Erdogan gets no meeting with Biden at NATO Ukraine summit / Amberin Zaman

Despite reportedly intense diplomatic efforts, Turkey's president did not get to meet his US counterpart at today’s NATO summit in Brussels.

Turkish President Recep Tayyip Erdogan did not get a meeting with US President Joe Biden at today’s NATO summit in Brussels, despite Ankara’s rising stock amid the Ukraine crisis.

Biden’s packed schedule was cited as the main reason. However, Biden held bilateral talks with French President Emmanuel Macron. Turkish officials and the US Embassy in Ankara pushed hard for a meeting, if only a pull-aside on the sidelines of the summit, according to diplomatic sources speaking not for attribution.

The real reason is Turkey’s refusal to get rid of its Russian S-400 missiles, which the United States says threaten NATO security. Turkey acquired the system despite unremitting US pressure to scrap the deal. A slew of Congressional sanctions and its ejection from the F-35 joint strike fighter program have not swayed Ankara.

The Ukraine crisis was seen as a possible off ramp, with US officials reportedly floating the idea for Turkey to relocate the batteries to Ukraine. Turkey remains adamant that it will retain the S-400s, a message made clear in an op-ed penned by Erdogan’s communications director Fahrettin Altun that ran in the Wall Street Journal Wednesday. Altun called the transfer of the S-400s to Ukraine in exchange for easing of sanctions an “unrealistic idea.”

Rather, he argued the onus is on the West and “especially” the United States to normalize ties with Ankara “without preconditions.”

“The Ukraine crisis has shown that the geopolitical assessments of those who underestimated Turkey’s strategic importance, claimed that NATO was ‘brain dead’ and thought that national borders were no longer subject to discussion were misguided,” Altun said.

Turkey is currently in talks with Washington to modernize its fleet of F-16 fighter jets. Turkey is also demanding reimbursement for the $1.4 billion it paid for the more than 100 F-35s that it ordered prior to being kicked off production. However, there is stiff opposition from Congress to relax military sanctions on Ankara, with Senators Bob Menendez (D-NJ) and Jim Risch (R-ID) leading the anti-Turkey charge. Menendez told a Greek newspaper earlier this month that without “a dramatic turnaround” on the S-400, Erdogan’s recent “charm offensive” would not work.

Ankara continues to raise the sanctions issue at NATO fora and is pressing individual NATO members to lean on Washington for their removal, according to diplomatic sources briefing Al-Monitor. The issue came up during Erdogan’s meeting today with Macron. The French leader and Erdogan have sparred intermittently over Libya, the Eastern Mediterranean and West Africa, where there is growing competition between France and Turkey. However, today’s encounter went very well, the sources noted.

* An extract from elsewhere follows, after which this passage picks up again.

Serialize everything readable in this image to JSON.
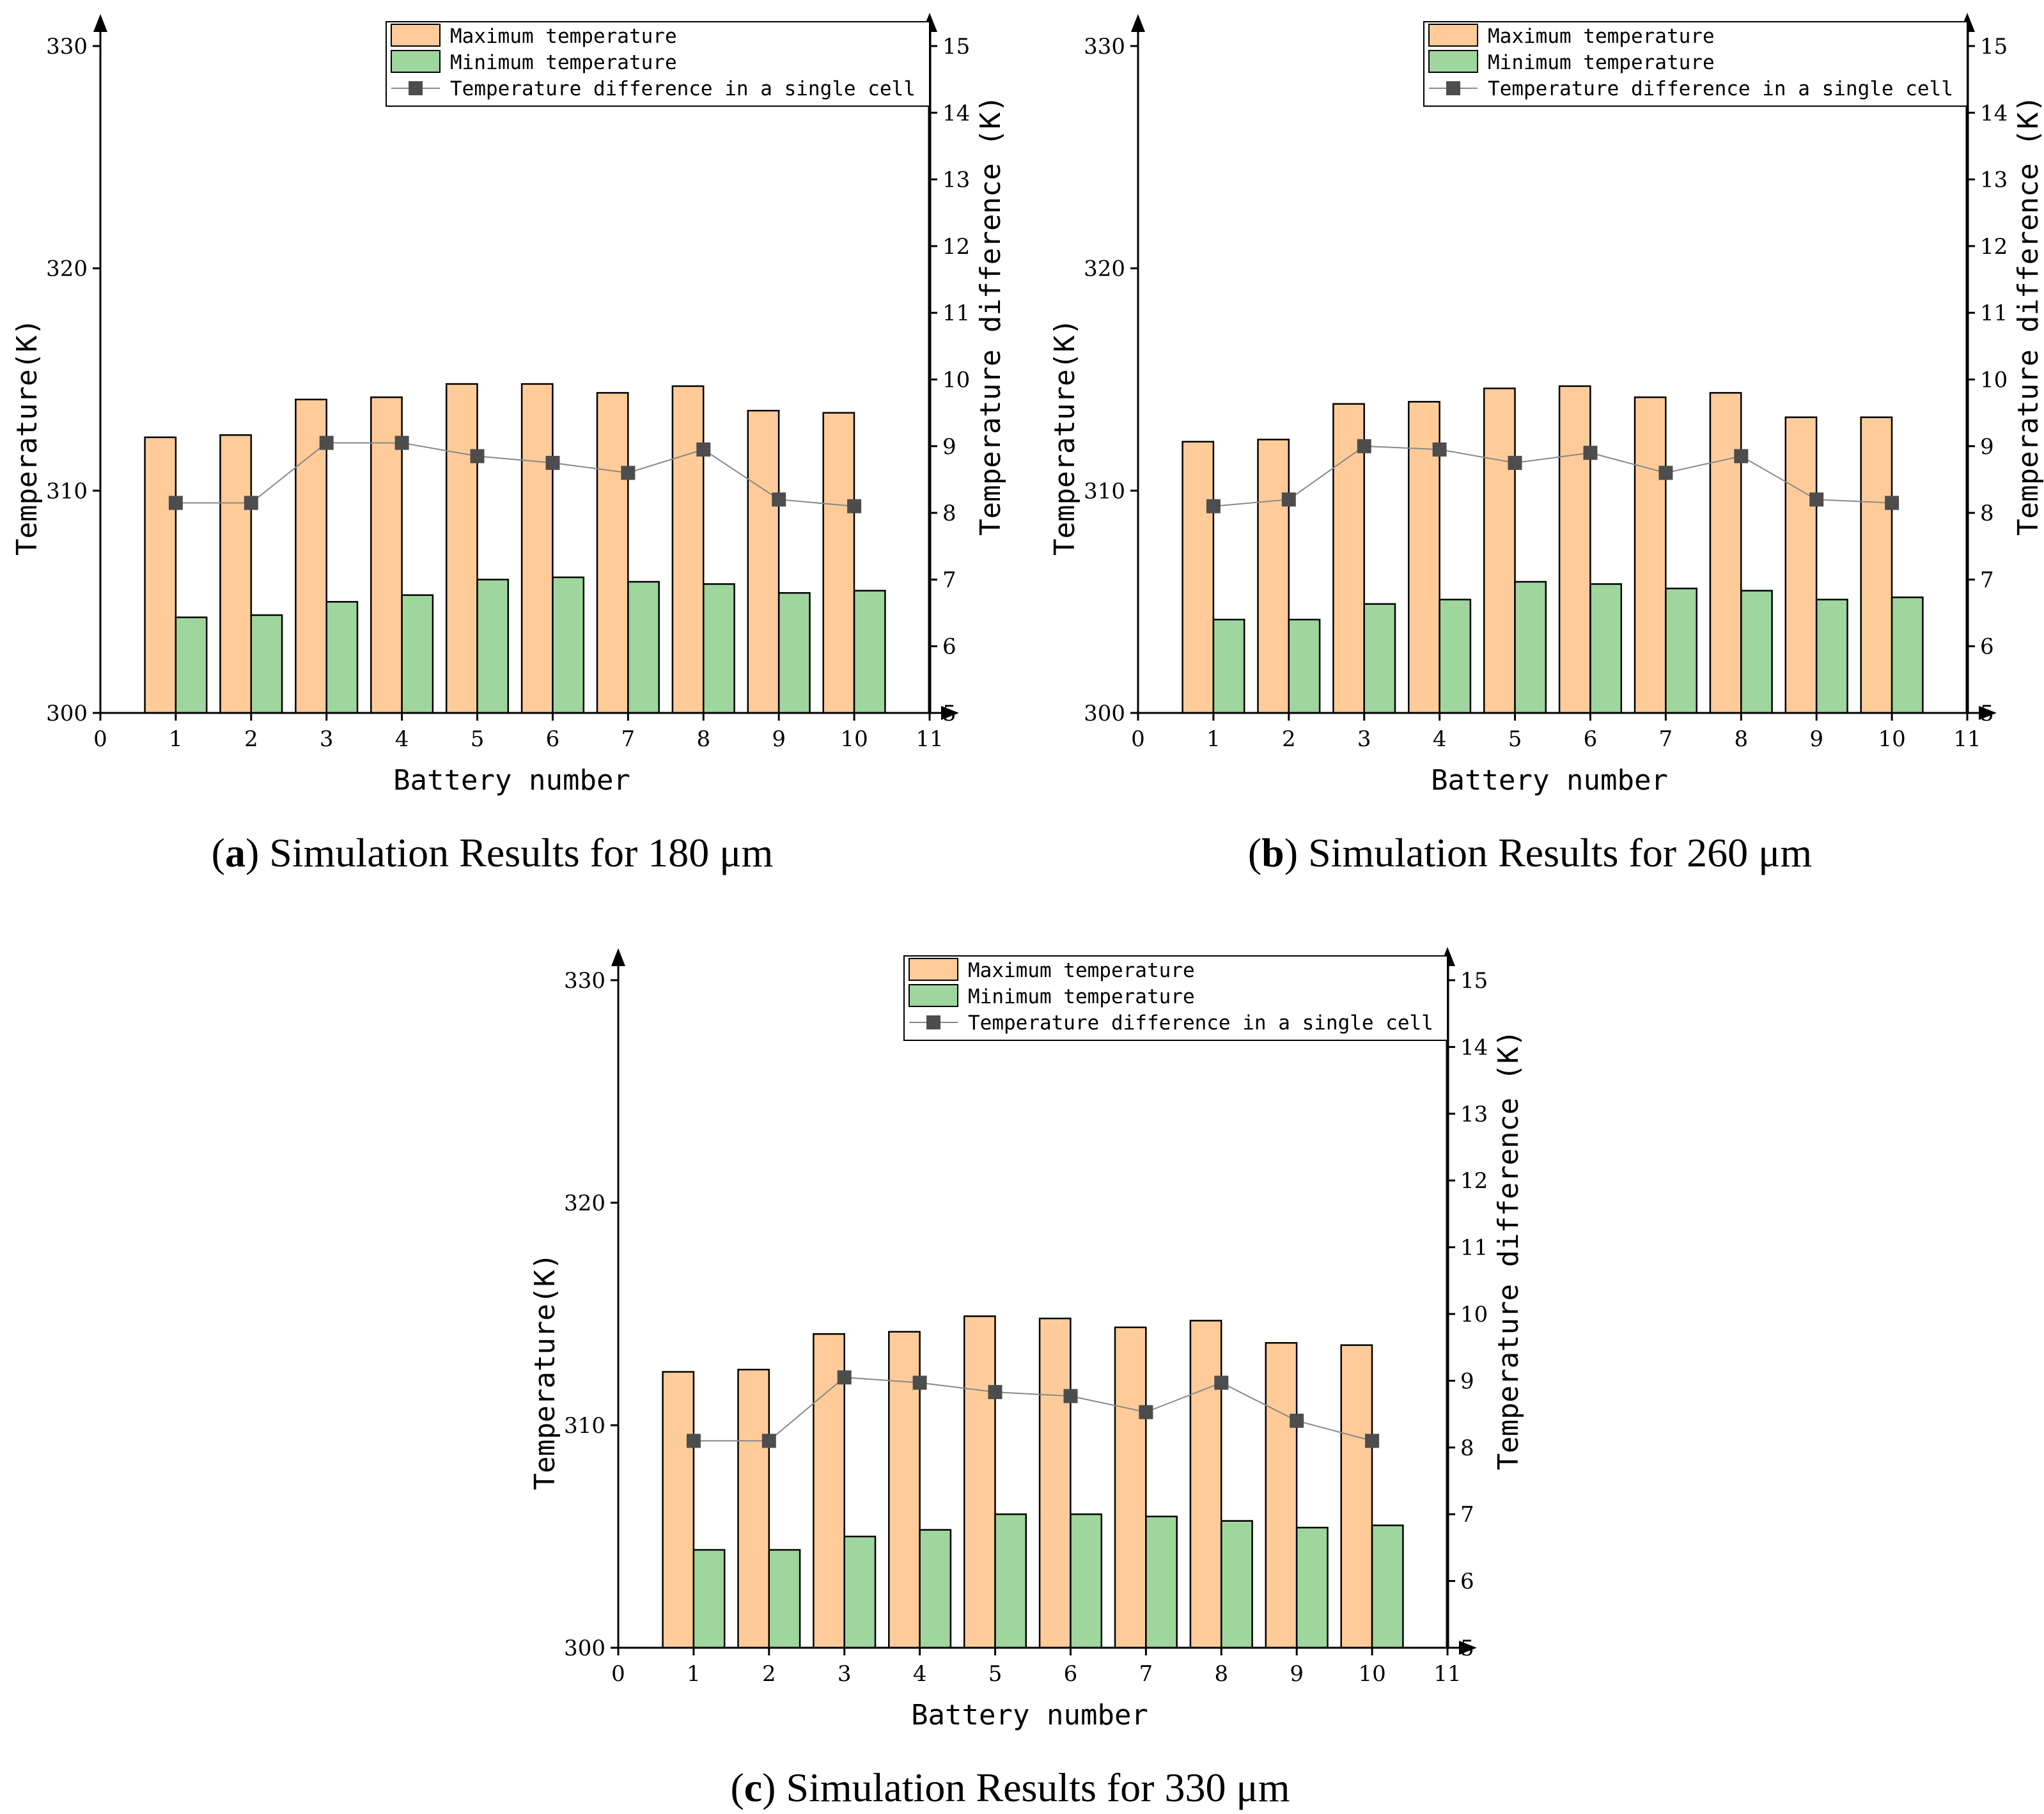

Erdogan held separate meetings with Italian Prime Minister Mario Draghi and Estonian premier Kaja Kallas.

Speaking at the conclusion of the NATO summit, Erdogan said Turkey’s aim was to bring together Russia’s President Vladimir Putin and Ukraine’s President Volodymyr Zelenskyy.

Turkey’s handling of the Ukraine crisis won praise from Western governments. Wedged between its Black Sea neighbor and leading trade partner Russia and the NATO-led anti-Kremlin bloc, Ankara has sought to position itself as a mediator between Moscow and Kyiv.

While it has unequivocally condemned Russia for invading Ukraine, provided additional combat drones to the Ukrainian air force, blocked the Bosporus and Dardanelles Straits to all naval vessels and opened its doors to Ukrainian refugees, it has not joined sanctions against Russia and has kept its skies open to Russian planes, making it a critical alternative for Russian military and commercial flights.

Western governments have not pressed Ankara to push harder on Russia, not least because of fears that Moscow would retaliate by launching an all-out attack on the rebel-held province of Idlib in northwest Syria. Such a move would trigger a further massive influx of Syrian refugees into Turkey and potentially Europe.